New Neflix docu-series “Trial by the Media” sheds light on media coverage in court cases

%22Trail+by+the+Media%22+highlights+how+the+courtroom+and+media+have+evolved.+https%3A%2F%2Fcreativecommons.org%2Flicenses%2Fby%2F2.0%2F

CREATIVE COMMONS PHOTO COURTESY OF SRQPIX

"Trail by the Media" highlights how the courtroom and media have evolved. https://creativecommons.org/licenses/by/2.0/

Carla Vreeland

“[For] high profile cases there are two trials: outside the courthouse and inside.”

Donald Watkins, the defense attorney for the former CEO of HealthSouth, Richard Scrushy, had perfectly encapsulated the significance of the media in many of today’s major court cases. 

“Trial by the Media” is a six-episode docu-series that was released on Netflix on March 11. Each episode analyzes how the media has deeply affected the events during and after trials throughout modern-day history.

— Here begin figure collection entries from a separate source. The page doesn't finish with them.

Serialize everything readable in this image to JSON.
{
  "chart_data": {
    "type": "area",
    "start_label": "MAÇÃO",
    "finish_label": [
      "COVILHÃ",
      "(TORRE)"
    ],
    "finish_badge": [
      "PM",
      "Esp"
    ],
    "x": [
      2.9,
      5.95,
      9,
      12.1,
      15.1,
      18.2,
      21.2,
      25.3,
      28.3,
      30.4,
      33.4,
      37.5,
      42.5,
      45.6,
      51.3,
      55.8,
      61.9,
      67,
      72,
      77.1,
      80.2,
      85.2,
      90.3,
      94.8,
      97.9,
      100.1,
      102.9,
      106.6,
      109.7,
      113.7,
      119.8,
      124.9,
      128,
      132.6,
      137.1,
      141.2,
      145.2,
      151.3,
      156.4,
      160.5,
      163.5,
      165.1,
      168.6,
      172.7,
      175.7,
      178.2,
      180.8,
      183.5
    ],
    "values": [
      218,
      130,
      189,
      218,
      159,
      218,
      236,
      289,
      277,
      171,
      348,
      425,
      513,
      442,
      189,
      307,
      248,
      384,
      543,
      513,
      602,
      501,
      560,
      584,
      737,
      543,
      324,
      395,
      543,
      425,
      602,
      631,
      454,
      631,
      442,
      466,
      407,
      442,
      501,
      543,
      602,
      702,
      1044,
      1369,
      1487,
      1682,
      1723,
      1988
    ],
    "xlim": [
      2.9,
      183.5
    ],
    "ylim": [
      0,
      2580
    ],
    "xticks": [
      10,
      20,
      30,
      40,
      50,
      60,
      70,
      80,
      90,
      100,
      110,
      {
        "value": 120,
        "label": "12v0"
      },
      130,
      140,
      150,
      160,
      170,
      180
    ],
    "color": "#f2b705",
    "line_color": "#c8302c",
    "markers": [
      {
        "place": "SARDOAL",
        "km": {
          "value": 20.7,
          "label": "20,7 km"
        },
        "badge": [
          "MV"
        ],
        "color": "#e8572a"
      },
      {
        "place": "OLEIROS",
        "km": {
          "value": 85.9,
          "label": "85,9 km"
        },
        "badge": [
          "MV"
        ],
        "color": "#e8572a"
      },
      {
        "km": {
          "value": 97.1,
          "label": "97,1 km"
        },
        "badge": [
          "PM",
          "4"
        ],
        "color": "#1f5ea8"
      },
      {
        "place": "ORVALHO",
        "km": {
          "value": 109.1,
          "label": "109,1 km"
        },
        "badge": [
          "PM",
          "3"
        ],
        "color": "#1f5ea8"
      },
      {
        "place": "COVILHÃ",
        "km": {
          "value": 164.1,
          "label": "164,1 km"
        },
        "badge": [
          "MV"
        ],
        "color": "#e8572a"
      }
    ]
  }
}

The show received many positive reviews, but critic Brian Tallerico was hesitant to praise it. He maintained that while “Trial by the Media” was entertaining and would spark conversation, it lacks any novel insights. 

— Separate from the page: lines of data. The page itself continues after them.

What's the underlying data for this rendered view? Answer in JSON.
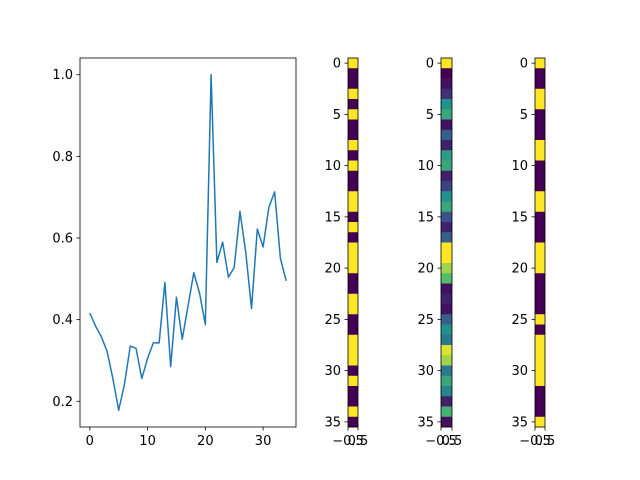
{
  "chart_data": [
    {
      "type": "line",
      "title": "",
      "xlabel": "",
      "ylabel": "",
      "xlim": [
        -1.7,
        35.7
      ],
      "ylim": [
        0.137,
        1.041
      ],
      "xticks": [
        0,
        10,
        20,
        30
      ],
      "yticks": [
        0.2,
        0.4,
        0.6,
        0.8,
        1.0
      ],
      "ytick_labels": [
        "0.2",
        "0.4",
        "0.6",
        "0.8",
        "1.0"
      ],
      "color": "#1f77b4",
      "x": [
        0,
        1,
        2,
        3,
        4,
        5,
        6,
        7,
        8,
        9,
        10,
        11,
        12,
        13,
        14,
        15,
        16,
        17,
        18,
        19,
        20,
        21,
        22,
        23,
        24,
        25,
        26,
        27,
        28,
        29,
        30,
        31,
        32,
        33,
        34
      ],
      "values": [
        0.416,
        0.384,
        0.358,
        0.322,
        0.255,
        0.178,
        0.242,
        0.335,
        0.33,
        0.256,
        0.305,
        0.343,
        0.343,
        0.491,
        0.285,
        0.455,
        0.352,
        0.433,
        0.515,
        0.465,
        0.388,
        1.0,
        0.54,
        0.59,
        0.504,
        0.528,
        0.665,
        0.565,
        0.427,
        0.622,
        0.578,
        0.675,
        0.713,
        0.55,
        0.495
      ],
      "grid": false,
      "legend": "none"
    },
    {
      "type": "heatmap",
      "colormap": "viridis",
      "xlim": [
        -0.5,
        0.5
      ],
      "ylim": [
        35.5,
        -0.5
      ],
      "xticks": [
        -0.5,
        0.5
      ],
      "xtick_labels": [
        "−0.5",
        "0.5"
      ],
      "yticks": [
        0,
        5,
        10,
        15,
        20,
        25,
        30,
        35
      ],
      "values": [
        1,
        0,
        0,
        1,
        0,
        1,
        0,
        0,
        1,
        0,
        1,
        0,
        0,
        1,
        1,
        0,
        1,
        0,
        1,
        1,
        1,
        0,
        0,
        1,
        1,
        0,
        0,
        1,
        1,
        1,
        0,
        1,
        0,
        0,
        1,
        0
      ]
    },
    {
      "type": "heatmap",
      "colormap": "viridis",
      "xlim": [
        -0.5,
        0.5
      ],
      "ylim": [
        35.5,
        -0.5
      ],
      "xticks": [
        -0.5,
        0.5
      ],
      "xtick_labels": [
        "−0.5",
        "0.5"
      ],
      "yticks": [
        0,
        5,
        10,
        15,
        20,
        25,
        30,
        35
      ],
      "values": [
        1,
        0,
        0.05,
        0.15,
        0.5,
        0.6,
        0.05,
        0.3,
        0.1,
        0.55,
        0.6,
        0.1,
        0.2,
        0.5,
        0.6,
        0.25,
        0.1,
        0.3,
        1,
        1,
        0.85,
        0.7,
        0.05,
        0.1,
        0.05,
        0.3,
        0.5,
        0.4,
        0.95,
        0.85,
        0.4,
        0.6,
        0.45,
        0.1,
        0.65,
        0.05
      ]
    },
    {
      "type": "heatmap",
      "colormap": "viridis",
      "xlim": [
        -0.5,
        0.5
      ],
      "ylim": [
        35.5,
        -0.5
      ],
      "xticks": [
        -0.5,
        0.5
      ],
      "xtick_labels": [
        "−0.5",
        "0.5"
      ],
      "yticks": [
        0,
        5,
        10,
        15,
        20,
        25,
        30,
        35
      ],
      "values": [
        1,
        0,
        0,
        1,
        1,
        0,
        0,
        0,
        1,
        1,
        0,
        0,
        0,
        1,
        1,
        0,
        0,
        0,
        1,
        1,
        1,
        0,
        0,
        0,
        0,
        1,
        0,
        1,
        1,
        1,
        1,
        1,
        0,
        0,
        0,
        1
      ]
    }
  ]
}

“If this series had come along even ten years ago it may have felt more impactful. At this point in the game, media coverage doesn’t just influence major cases, it is often one of the most important elements…,” Tallerico said. 

Despite some criticism, the vast amount of interviews from civil rights activists to lobbyists for the National Rifle Association strengthen the series and force people to understand different perspectives. The interviewees’ emotions and their portrayal of the events connect the viewer to the people of the time period, as well as establish their opinion of the matter. 

Further, regardless of the fact that each episode was directed by a different person, they felt consistent, and there was a clear attempt from each to find interviews that fully demonstrated each side of the cases that were shown. In each shot, the use of music, silence, and images emphasized the uncomfortable nature of what was addressed and created a passion within the viewer. 

While some episodes crawled along at a slower pace, often including extraneous information, every interview and idea seemed intentional. My emotions and perspective changed throughout each episode, and I became infatuated with finding out the outcome, just as the public had while following the media’s portrayal of these court cases when they occurred. 

Each perspective that was illustrated in the new series “Trial by the Media” grants the viewer insight into some of the most influential and momentous court cases during the 20th and 21st centuries, as well as the stunning ways that the media affects the court system.